Testing Multi-Source xG Disagreement: 5 Signals, 0 Survivors
Batch-tested 5 multi-source xG disagreement signals through 10-gate approval. inter-model-disagreement (9/10 gates, +1.1pp marginal) is the most promising but fails bootstrap (p=0.24). layered-threshold (+0.3pp) too small. overperformance-decomposition broken by v3 data coverage. footystats-all and finishingLuck show zero marginal. v3 as variance filter replacement: identical results to MI lambdas.
Testing Multi-Source xG Disagreement: 5 Signals, 0 Survivors
We built a v3 XGBoost xG model from 632K shots across 3 data sources and 22 leagues. Then we used it to create 5 signals based on disagreement between xG providers. The thesis: when multiple xG models disagree about a team's expected performance, that disagreement carries information about regression confidence, prediction uncertainty, or data quality. None of the 5 signals passed the 10-gate approval pipeline.
The Question
The variance filter is the single most important signal in our stack. It detects teams whose actual goals diverge from expected goals (xG), flagging regression candidates. Currently it uses MI Bivariate Poisson lambdas as "expected." We asked: does using multiple independent xG sources — our v3 model, FotMob's match-level xG, and FotMob's shot-level xG — improve regression detection?

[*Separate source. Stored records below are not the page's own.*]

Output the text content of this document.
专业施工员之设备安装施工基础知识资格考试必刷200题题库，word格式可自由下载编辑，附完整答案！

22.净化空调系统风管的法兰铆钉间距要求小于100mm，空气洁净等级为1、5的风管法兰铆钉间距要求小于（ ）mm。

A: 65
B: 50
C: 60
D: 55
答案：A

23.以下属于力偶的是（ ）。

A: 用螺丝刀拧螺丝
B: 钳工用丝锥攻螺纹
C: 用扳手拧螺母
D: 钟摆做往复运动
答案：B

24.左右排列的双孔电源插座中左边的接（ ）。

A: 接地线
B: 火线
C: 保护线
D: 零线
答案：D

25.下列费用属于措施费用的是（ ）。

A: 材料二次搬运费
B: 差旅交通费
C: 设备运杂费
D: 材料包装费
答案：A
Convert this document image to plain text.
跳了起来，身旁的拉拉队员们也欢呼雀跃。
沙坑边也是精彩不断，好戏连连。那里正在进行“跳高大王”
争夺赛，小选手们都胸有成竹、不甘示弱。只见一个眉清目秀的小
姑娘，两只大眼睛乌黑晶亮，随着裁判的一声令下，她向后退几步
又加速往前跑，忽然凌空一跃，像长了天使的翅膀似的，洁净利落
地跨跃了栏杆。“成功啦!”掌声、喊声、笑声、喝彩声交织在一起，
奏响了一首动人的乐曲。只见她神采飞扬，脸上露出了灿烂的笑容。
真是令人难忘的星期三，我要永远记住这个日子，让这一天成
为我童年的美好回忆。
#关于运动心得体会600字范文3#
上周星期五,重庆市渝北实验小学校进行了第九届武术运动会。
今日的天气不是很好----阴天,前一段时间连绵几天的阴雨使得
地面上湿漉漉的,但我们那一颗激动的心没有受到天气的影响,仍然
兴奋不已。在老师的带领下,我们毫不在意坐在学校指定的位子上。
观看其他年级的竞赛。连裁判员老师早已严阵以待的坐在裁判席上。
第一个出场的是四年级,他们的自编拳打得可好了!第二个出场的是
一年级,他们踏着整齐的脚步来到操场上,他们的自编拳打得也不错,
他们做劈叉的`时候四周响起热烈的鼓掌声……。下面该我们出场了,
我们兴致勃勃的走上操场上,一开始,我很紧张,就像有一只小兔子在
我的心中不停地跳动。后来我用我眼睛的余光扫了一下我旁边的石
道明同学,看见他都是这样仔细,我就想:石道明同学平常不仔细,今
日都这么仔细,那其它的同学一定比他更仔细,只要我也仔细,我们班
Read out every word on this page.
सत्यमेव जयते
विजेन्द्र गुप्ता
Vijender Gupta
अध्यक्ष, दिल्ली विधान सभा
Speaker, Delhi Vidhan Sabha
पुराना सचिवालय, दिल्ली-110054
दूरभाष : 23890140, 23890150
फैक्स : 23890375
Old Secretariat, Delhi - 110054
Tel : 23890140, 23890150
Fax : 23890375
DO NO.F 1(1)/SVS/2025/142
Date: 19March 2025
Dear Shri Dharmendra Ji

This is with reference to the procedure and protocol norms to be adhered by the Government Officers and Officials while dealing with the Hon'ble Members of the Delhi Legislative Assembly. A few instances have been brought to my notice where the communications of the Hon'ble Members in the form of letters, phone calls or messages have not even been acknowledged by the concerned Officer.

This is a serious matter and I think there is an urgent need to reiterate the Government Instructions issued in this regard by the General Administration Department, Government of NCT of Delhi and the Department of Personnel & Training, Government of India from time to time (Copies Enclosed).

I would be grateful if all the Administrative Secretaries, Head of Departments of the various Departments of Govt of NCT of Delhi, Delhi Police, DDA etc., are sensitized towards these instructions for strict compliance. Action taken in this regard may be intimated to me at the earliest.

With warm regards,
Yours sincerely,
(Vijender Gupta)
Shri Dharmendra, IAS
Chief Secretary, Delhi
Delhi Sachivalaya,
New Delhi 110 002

Five signals tested this thesis from different angles:
- inter-model-disagreement — skip bets where v3 and FotMob disagree strongly (high uncertainty)
- layered-threshold-variance — require 2+ xG sources to independently flag regression
- overperformance-decomposition — decompose overperformance into "shot quality" vs "finishing luck"
- footystats-all-regression — use FootyStats xG for regression across all leagues
- finishingLuck — flag teams with high finishing luck component
What We Found
| Signal | Gates | Marginal ROI | p-value | Verdict |
|---|---|---|---|---|
| inter-model-disagreement | 9/10 | +1.1pp | 0.24 | Best of batch, not yet significant |
| layered-threshold-variance | 8/10 | +0.3pp | 0.39 | Real but too small |
| overperformance-decomposition | N/A | -0.02pp | N/A | No viable threshold |
| footystats-all-regression | 7/10 | +0.0pp | 0.50 | Zero marginal |
| finishingLuck | 7/10 | +0.0pp | 0.50 | Zero marginal |
Before signal testing, we also ran the v3 model as a direct replacement for MI lambdas in the variance filter. Result: identical. CLV +9.7% both ways, 47,453 vs 47,393 bets, +0.1pp ROI difference (noise). The variance filter doesn't care whether its xG source is precise or noisy — it just needs gaps.
The Nuance
inter-model-disagreement is genuinely interesting. It passed 9 of 10 gates, only failing bootstrap significance (p=0.24, need <0.10). Its marginal entry-adjusted ROI of +1.1pp exceeds the practical significance threshold. OOS entry-adj ROI (+9.2%) actually beats IS (+6.8%), which is the opposite of overfitting. Walk-forward shows 10/13 folds positive including all recent years (2019-2025). The signal just doesn't have enough v3 data (only 2023-2026) to reach statistical significance.
overperformance-decomposition has a data coverage problem. The decomposition requires v3 xG per match, which only exists for 2023+. The backtest spans 2020-2025, so 60%+ of matches have no decomposition data and pass the filter unmodified. Standalone N was 133,784 at every threshold — the filter literally couldn't differentiate because the data wasn't there. The original +2.68pp marginal claim likely came from a test window that coincidentally aligned with v3 coverage.
footystats-all-regression and finishingLuck are the same signal. They produce identical N (224,764) and identical marginal ROI (0.0%). Both are functional equivalents of the existing variance filter with a different xG source bolted on. The existing filter already captures the full regression effect.
What Didn't Work
The fundamental issue: the variance filter is already near-optimal for what it does. It detects teams overperforming their xG by 3+ goals over 10 matches. Adding more xG sources doesn't find substantially different regression candidates because all xG models agree on the big picture — a team scoring 2.0 goals/match on 1.2 xG/match is flagged by every source.
The information gain from multi-source disagreement is real but tiny (+0.3pp to +1.1pp marginal). At our current bet volume (~47K backtest bets), this translates to ~15-50 units — not enough to reach statistical significance against the noise.
What This Means
No deployment. The variance filter stays as-is with MI lambdas.
The v3 xG model is not wasted — it powers the xG inference engine, provides per-shot predictions for the xGOT model, and has 89.4% regression rate on its own. But using it to sharpen the variance filter doesn't move the needle.
What's Next
inter-model-disagreement gets a second look after the 2026-27 season, when v3 data will cover 4+ full seasons instead of 3. If bootstrap reaches p<0.10 with more data, it graduates.
overperformance-decomposition revisit after v3 covers 5+ seasons. The concept (decomposing into shot quality vs finishing luck) is sound; the data just doesn't exist yet for a fair test.
Everything else is closed. The multi-source xG thesis has been thoroughly tested and the returns are diminishing.